1
votes

I'm looking at a memory snapshot of an Ubuntu 14.04 x64 (3.13.0-46-generic) Linux system.

Looking at the System.map file, the .text section starts at 0xffffffff81000000 (virtual), which is address 0x1000000 physical.

I'm trying to find the actual ELF header in memory. Specifically, I'm trying to figure out where each section resides in memory without having a System.map file, for forensic purposes. Volatility relies on having a profile for a stock kernel, but I'd like a generic approach.

Do these headers persist in memory after the kernel is up and running?

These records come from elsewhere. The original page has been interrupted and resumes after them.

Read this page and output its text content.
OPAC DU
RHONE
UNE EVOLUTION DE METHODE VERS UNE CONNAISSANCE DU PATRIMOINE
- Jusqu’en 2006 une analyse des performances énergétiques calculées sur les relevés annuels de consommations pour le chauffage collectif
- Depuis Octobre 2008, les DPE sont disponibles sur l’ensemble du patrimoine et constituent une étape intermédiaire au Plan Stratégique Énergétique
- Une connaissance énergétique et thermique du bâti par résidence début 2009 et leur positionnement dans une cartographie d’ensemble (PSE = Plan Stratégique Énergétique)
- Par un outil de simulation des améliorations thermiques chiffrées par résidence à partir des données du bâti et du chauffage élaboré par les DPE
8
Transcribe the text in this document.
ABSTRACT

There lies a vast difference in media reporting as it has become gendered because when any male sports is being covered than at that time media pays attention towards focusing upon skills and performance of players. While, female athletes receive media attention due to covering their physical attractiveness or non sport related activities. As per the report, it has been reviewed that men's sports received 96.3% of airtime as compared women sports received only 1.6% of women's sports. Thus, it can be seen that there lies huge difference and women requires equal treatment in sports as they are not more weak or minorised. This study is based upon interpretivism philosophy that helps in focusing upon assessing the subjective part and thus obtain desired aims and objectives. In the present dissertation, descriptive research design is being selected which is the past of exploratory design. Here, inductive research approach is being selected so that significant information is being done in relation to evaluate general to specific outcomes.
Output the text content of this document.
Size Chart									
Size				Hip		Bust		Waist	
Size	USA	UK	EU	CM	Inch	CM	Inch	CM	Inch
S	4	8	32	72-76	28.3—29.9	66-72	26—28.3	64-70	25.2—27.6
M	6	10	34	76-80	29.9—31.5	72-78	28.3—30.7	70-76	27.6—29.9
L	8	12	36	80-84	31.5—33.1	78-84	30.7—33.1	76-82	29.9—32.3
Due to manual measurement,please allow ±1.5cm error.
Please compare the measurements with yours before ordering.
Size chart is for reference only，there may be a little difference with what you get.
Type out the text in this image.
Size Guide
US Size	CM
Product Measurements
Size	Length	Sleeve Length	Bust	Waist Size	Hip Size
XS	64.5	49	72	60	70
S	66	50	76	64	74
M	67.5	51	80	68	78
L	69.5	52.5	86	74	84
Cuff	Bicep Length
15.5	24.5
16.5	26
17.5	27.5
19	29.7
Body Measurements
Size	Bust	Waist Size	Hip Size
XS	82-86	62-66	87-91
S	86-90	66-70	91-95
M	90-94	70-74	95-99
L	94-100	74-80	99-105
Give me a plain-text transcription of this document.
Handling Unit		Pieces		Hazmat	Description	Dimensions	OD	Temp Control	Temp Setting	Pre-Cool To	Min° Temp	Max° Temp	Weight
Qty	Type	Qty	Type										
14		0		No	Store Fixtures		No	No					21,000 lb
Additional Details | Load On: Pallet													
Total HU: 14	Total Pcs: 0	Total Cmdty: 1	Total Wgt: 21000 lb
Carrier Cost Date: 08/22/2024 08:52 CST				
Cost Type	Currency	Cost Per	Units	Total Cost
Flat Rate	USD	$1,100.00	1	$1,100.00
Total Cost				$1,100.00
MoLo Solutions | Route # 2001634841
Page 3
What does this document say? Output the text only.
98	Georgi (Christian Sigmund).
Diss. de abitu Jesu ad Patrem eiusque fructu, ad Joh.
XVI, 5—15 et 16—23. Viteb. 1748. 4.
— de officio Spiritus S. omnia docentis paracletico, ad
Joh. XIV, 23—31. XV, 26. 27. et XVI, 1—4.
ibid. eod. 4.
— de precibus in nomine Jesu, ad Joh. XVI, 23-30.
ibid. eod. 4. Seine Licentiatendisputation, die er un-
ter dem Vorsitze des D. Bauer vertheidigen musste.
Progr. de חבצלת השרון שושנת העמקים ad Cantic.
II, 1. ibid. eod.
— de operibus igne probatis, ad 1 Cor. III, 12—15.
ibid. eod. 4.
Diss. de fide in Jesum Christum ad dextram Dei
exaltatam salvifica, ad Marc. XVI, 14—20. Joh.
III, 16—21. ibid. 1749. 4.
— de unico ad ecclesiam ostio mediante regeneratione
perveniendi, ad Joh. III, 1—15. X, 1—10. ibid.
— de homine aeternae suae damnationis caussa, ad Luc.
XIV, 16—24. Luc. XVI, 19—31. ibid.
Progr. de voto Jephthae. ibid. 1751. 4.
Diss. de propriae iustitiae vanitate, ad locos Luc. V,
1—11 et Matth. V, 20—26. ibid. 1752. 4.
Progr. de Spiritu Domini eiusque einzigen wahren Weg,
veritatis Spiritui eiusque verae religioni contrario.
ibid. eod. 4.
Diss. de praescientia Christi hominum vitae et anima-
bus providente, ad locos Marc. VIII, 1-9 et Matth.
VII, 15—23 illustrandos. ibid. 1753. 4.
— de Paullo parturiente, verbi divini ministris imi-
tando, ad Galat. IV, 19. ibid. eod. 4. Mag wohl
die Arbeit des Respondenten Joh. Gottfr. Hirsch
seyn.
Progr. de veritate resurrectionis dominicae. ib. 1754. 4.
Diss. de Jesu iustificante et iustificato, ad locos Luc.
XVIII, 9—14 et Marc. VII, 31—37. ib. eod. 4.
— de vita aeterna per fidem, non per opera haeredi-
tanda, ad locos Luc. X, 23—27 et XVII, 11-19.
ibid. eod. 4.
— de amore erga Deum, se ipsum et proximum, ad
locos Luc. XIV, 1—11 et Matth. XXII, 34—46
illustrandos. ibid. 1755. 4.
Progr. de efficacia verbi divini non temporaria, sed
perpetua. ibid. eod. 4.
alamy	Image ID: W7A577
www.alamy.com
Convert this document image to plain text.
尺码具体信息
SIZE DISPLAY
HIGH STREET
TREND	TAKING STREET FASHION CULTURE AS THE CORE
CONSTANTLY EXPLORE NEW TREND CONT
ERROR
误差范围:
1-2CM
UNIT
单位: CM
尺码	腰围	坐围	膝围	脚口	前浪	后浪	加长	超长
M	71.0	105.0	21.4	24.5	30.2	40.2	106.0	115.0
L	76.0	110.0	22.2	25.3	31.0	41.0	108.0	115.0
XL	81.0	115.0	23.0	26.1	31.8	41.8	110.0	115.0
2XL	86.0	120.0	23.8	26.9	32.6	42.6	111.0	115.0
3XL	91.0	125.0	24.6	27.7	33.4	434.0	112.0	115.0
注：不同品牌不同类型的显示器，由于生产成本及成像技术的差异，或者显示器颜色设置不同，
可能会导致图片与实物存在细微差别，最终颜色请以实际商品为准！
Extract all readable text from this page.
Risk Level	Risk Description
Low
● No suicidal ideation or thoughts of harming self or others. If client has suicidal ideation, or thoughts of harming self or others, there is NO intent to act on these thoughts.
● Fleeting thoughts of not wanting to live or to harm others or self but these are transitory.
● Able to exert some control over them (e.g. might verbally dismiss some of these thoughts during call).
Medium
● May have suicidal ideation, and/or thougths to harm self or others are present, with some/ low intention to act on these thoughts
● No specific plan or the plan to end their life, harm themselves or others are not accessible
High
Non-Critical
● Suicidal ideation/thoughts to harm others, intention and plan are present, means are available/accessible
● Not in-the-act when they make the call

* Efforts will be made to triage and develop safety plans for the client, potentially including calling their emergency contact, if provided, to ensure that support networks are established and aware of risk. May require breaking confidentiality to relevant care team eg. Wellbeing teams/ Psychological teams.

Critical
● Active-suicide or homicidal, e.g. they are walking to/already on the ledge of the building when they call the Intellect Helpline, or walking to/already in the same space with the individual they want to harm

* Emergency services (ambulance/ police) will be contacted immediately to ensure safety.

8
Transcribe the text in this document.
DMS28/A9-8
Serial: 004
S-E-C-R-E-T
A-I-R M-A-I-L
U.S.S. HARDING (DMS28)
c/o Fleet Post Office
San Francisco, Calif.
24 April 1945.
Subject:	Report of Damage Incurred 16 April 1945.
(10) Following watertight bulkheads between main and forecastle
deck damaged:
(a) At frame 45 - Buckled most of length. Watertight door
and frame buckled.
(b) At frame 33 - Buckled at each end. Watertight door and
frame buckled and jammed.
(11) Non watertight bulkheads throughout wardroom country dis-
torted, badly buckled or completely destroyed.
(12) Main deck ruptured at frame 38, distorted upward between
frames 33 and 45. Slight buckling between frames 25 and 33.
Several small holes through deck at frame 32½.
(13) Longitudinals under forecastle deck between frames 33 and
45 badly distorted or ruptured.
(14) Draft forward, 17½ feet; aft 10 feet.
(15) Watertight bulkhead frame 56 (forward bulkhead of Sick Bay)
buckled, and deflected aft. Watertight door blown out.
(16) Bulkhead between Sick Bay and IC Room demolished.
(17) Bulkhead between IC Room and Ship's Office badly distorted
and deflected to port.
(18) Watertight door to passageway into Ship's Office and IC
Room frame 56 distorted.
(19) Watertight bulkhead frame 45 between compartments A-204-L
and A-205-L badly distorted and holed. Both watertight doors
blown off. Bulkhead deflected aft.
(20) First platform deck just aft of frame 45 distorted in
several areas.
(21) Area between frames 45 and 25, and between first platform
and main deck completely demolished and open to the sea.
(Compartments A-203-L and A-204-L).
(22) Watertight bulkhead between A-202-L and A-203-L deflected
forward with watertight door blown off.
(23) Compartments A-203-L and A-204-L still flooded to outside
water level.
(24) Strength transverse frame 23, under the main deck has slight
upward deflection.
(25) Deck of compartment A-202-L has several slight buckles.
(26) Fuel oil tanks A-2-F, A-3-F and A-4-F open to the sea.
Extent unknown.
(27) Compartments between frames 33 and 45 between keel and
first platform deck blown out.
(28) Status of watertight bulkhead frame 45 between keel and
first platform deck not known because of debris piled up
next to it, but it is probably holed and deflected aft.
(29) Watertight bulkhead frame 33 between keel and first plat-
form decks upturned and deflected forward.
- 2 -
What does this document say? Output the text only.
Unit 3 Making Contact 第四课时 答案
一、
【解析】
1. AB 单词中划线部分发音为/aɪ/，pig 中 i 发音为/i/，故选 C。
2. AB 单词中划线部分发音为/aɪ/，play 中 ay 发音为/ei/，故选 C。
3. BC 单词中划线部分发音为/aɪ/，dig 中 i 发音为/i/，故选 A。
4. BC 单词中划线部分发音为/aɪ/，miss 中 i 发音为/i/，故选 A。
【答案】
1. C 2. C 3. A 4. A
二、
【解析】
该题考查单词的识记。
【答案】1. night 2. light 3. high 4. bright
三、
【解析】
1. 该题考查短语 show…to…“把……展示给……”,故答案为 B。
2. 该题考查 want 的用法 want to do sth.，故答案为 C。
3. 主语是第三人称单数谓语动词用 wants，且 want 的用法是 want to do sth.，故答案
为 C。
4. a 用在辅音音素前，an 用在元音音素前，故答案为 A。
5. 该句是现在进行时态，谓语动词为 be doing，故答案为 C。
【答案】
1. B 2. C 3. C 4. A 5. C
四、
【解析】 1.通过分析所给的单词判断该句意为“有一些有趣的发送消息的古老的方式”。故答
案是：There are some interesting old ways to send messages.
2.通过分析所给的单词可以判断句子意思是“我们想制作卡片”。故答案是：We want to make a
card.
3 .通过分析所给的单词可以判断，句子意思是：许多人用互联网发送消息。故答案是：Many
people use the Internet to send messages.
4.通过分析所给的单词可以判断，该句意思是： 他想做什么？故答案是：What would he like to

If not, is there some way I can determine where each section is mapped into memory from a physical memory capture?

1
Why do you ask? Is it physical memory or virtual memory image snapshot? ELF matters much more in user space than in kernel (except of course for execve implementation) - Basile Starynkevitch
I'm interested for forensic analysis of a Linux system with a custom kernel. It's a physical memory snapshot of a Linux virtual machine, simply for testing at this point. - Stephen
You should have edited your question to tell that.... - Basile Starynkevitch
It's quite possible that the ELF headers are never actually mapped into memory - I haven't looked at the ld.so code, but I suspect when it starts up a new process, it reads the headers into some buffers to get the information that it needs to locate all the correct segments, etc. But, after it maps those segments into the new process address space, it may very well just discard the headers that it no longer needs... - twalberg
IIRC there is a separate kdebug(ger) and it would not surprise me if it could use post-mortem dumps as well ;-} - wildplasser

1 Answers

0
votes

Very late answer, but just to document this for myself:

The parse_elf() function is called on boot, and copies the first section (.text) in-place over the uncompressed kernel with a memmove, overwriting the ELF header.